А.С. Уваров (1825–1884)


В этой работе А.С. Уваров, подобно М.П. Погодину, начинает свой обзор с петровского времени, но весь этот материал анализируется им в рамках одной проблемы – объяснить понимание задач и объема археологии на разных этапах ее развития. Указанный очерк совершенно оригинален и содержит много интересных данных, касающихся «предыстории» российской археологии. Определяя XVIII век как период, когда «понятие об археологическом памятнике не было еще вполне разъяснено» (Там же: 271), а остатки старины шли по разряду «редкостей», «курьезов» и пр., А.С. Уваров очень подробно останавливается на деятельности и взглядах В.Н. Татищева. В нем он видит человека, опередившего свой век: «…Собранные им материалы не были оценены даже Академией наук, но все-таки служат любопытным доказательством совершенно нового для России воззрения на науку <…> Он [Татищев] сознает всю пользу обработки науки на Западе и ищет особые приемы для применения такой же обработки к русской истории и к русской географии. Искреннее его сознание в этом отношении ясно высказалось в его словах: Напрасно ищете семян, когда земли, на которые сеять, не приготовлены <…> (курсив мой. – Н.П.)» (Там же: 272).

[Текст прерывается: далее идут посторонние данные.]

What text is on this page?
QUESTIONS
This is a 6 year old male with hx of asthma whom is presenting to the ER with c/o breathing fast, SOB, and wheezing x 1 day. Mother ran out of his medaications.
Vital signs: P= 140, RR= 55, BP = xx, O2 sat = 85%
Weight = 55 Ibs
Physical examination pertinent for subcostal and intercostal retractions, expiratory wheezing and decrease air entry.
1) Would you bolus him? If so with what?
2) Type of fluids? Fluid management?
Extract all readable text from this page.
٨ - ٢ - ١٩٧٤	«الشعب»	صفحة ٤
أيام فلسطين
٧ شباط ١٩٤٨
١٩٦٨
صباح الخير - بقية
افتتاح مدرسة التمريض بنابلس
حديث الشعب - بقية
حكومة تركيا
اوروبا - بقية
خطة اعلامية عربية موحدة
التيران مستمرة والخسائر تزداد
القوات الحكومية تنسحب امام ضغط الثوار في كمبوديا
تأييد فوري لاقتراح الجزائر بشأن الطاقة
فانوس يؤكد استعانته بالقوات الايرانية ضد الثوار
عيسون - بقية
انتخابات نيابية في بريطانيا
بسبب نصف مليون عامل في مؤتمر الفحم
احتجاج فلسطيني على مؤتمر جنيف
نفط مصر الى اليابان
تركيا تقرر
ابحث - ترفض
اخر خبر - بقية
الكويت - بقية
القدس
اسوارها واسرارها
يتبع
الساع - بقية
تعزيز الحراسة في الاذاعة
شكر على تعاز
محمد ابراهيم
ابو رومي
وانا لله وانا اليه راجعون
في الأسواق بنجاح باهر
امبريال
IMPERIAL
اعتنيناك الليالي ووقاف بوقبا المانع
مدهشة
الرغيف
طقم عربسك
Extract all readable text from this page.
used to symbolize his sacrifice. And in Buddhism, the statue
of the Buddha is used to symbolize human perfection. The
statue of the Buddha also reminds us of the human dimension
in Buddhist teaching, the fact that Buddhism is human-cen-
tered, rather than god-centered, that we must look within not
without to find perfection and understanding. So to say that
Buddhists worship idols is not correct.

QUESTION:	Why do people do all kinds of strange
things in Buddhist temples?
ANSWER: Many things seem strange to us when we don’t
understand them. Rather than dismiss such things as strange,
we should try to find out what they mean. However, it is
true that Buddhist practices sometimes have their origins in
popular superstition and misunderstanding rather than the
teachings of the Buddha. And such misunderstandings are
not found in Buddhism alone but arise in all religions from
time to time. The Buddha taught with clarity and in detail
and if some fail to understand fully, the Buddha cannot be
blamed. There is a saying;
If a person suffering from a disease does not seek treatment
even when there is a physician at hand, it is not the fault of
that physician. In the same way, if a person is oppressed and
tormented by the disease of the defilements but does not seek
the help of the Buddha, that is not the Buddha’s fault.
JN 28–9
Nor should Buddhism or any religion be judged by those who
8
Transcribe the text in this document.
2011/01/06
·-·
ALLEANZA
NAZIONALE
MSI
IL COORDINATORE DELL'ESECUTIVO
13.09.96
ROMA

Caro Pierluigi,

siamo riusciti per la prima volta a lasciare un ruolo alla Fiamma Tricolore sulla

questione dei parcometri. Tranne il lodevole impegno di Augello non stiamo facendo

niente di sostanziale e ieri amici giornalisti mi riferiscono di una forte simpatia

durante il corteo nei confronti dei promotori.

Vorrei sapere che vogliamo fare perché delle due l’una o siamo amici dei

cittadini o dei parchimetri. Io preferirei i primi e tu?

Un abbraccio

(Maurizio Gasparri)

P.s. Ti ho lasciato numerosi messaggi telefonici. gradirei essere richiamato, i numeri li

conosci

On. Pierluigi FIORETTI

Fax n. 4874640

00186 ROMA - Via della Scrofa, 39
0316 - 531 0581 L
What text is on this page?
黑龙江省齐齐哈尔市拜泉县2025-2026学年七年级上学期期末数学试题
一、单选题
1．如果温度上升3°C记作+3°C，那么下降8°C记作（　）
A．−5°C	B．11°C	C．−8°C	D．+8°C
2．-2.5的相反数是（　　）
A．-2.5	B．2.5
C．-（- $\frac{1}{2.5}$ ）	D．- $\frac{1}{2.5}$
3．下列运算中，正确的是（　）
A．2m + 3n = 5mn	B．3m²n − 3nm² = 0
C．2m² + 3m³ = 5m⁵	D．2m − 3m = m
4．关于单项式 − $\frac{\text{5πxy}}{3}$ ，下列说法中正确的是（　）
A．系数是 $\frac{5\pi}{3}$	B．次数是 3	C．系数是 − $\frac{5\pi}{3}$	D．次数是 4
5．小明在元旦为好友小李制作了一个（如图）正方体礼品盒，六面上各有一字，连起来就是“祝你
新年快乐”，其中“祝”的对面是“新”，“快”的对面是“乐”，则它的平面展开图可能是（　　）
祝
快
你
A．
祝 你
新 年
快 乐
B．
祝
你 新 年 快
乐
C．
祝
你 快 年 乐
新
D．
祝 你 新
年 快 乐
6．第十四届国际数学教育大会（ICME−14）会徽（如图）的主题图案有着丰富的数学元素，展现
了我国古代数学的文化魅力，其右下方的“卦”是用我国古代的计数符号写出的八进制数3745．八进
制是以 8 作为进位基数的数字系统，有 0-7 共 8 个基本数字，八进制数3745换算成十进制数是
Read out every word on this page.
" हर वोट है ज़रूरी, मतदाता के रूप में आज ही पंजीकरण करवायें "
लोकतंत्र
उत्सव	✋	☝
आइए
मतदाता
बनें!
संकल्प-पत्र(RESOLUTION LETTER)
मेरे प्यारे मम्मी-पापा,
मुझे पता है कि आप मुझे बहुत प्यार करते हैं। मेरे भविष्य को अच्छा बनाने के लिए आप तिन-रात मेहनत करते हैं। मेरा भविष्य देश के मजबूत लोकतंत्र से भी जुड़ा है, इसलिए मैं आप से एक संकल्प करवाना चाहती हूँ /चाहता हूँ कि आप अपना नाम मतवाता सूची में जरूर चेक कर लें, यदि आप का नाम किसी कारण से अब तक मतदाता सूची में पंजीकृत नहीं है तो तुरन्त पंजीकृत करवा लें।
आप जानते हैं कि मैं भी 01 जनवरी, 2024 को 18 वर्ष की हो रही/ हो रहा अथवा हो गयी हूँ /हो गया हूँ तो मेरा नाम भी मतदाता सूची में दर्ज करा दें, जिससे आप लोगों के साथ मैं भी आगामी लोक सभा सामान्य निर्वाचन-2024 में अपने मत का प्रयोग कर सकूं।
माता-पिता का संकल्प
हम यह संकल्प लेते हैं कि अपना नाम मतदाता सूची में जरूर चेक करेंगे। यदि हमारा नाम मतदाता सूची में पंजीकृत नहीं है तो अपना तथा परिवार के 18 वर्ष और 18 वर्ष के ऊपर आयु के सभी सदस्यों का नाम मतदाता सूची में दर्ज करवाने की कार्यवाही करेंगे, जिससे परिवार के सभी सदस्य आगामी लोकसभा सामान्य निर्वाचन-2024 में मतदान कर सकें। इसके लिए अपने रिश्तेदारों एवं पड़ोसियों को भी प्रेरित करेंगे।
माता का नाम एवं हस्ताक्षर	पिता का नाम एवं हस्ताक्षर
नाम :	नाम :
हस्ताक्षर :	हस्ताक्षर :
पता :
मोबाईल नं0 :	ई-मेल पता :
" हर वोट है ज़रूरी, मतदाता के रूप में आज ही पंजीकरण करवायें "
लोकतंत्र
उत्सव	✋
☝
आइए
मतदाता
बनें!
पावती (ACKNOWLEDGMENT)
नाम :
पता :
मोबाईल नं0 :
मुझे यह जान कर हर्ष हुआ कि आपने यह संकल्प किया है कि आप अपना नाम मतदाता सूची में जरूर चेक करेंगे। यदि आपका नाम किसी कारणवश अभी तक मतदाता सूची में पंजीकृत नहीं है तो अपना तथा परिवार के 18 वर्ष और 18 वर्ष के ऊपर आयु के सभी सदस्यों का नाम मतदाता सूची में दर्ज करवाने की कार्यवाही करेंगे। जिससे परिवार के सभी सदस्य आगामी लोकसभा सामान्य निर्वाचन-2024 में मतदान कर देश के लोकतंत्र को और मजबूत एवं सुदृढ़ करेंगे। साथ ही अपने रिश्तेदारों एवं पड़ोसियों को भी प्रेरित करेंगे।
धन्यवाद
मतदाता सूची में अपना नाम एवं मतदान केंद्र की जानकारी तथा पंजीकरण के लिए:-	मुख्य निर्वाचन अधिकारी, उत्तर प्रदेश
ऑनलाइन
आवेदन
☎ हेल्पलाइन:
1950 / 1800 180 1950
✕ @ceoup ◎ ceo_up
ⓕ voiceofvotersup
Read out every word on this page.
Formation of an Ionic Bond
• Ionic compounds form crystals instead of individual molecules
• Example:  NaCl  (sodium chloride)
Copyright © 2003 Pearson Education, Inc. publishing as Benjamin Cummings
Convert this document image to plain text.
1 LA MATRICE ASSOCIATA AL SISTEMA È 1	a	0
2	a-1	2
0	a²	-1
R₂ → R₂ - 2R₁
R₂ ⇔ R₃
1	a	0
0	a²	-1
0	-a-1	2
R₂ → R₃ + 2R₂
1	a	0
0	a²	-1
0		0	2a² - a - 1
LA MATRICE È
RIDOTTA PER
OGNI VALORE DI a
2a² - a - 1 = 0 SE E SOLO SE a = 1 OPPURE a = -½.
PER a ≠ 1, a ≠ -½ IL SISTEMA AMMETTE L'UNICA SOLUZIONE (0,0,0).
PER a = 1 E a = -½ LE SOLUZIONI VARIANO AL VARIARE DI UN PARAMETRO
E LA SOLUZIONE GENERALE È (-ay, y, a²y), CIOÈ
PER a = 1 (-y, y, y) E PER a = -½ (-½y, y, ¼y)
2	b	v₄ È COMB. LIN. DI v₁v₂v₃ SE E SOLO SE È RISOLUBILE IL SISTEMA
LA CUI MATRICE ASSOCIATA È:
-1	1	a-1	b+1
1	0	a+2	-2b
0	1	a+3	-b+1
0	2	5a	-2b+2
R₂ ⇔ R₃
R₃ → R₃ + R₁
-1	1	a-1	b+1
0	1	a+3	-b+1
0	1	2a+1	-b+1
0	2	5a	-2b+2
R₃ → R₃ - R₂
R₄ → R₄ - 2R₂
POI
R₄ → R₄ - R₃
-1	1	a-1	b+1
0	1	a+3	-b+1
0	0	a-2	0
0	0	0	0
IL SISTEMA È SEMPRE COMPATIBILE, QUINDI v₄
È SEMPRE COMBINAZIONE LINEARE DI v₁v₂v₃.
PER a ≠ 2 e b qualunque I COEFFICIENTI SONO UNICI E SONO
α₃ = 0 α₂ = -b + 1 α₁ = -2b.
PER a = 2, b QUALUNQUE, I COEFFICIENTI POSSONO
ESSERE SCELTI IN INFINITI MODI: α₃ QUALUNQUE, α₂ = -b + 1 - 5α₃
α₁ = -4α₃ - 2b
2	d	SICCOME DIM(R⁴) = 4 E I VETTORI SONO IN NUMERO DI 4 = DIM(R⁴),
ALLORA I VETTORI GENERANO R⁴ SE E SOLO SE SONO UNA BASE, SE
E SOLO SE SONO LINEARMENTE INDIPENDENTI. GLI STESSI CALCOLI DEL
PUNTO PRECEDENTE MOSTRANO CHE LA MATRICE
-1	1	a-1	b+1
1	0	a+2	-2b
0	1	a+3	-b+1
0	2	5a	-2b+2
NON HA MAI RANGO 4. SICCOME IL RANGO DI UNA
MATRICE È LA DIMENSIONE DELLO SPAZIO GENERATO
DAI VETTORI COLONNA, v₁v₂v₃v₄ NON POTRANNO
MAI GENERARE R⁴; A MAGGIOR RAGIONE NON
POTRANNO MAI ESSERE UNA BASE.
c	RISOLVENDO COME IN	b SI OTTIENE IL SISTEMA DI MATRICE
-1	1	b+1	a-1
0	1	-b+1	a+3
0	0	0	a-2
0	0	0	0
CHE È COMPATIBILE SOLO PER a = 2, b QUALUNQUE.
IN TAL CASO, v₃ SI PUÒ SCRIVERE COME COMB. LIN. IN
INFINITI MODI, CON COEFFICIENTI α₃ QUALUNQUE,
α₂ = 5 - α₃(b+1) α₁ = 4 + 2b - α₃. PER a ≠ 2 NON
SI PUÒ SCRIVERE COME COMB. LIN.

Особое внимание А.С. Уварова к персоне и деятельности В.Н. Татищева представляется не случайным. «Здесь нет скорби, что семена берутся из чужеземных источников, – поясняет он позицию своего героя, – а видно только опасение, что на нашей необработанной почве они не принесут столько пользы, сколько было бы желательно получить<…> Любопытно видеть, <…> до какой степени он [Татищев. – Н.П.] был образованным человеком для своего времени. <…> В вопросах чистой учености он принадлежит своему времени, но шириной постановки дела и практическим ограничением себя возможными пределами он обязан своей широкой практической деятельности. <…> Во времена Татищева учение на скамье в заведениях, наспех созданных, было далеко недостаточно без <…> наглядного обучения из практики, деятельности, и, в особенности, из практики, почерпнутой в путешествиях <…>» (курсив мой. – Н.П.) (Там же: 272–273).

Несомненно, за всем этим стояло что-то, особенно близкое и понятное А.С. Уварову. Налицо явная перекличка проблем и задач, которые ставил перед собой каждый из них двоих, хотя и с разрывом более чем в 100 лет. Общность проявлялась во многом. Тут и особая – редкая для своего времени – широта кругозора, и ясное понимание важности иностранных методических разработок, которые, однако, пока еще «не принесут столько пользы» на русской почве. Вот, например: насколько применимы к российским древностям глобальные эволюционные схемы, когда на деле там еще требуется «практика путешествий» – первичное обследование огромных просторов? Нет, тут необходимы «особые приемы» работы – движение от знакомого и освоенного к новому, не освоенному. Формулировку этих приемов подсказывает, в первую очередь, сама исследовательская практика. А поставить дело с размахом можно лишь при условии «практического ограничения себя возможными пределами». Российская действительность вечно диктует эти ограничения то в одном, то в другом… Так акценты, расставленные А.С. Уваровым при изложении позиций далекого предшественника, неожиданно бросают свет на проблематику истории науки значительно более позднего времени, а именно 1870 – начала 1880-х гг., когда писалась его «Русская археология». Безусловно, указанная работа была призвана подвести итоги развития отечественной археологической мысли именно этого времени. К сожалению, детально рассмотреть основную проблематику уже современной археологии ученый не успел. А к моменту своего опубликования в 1910 г. его очерк успел сильно устареть.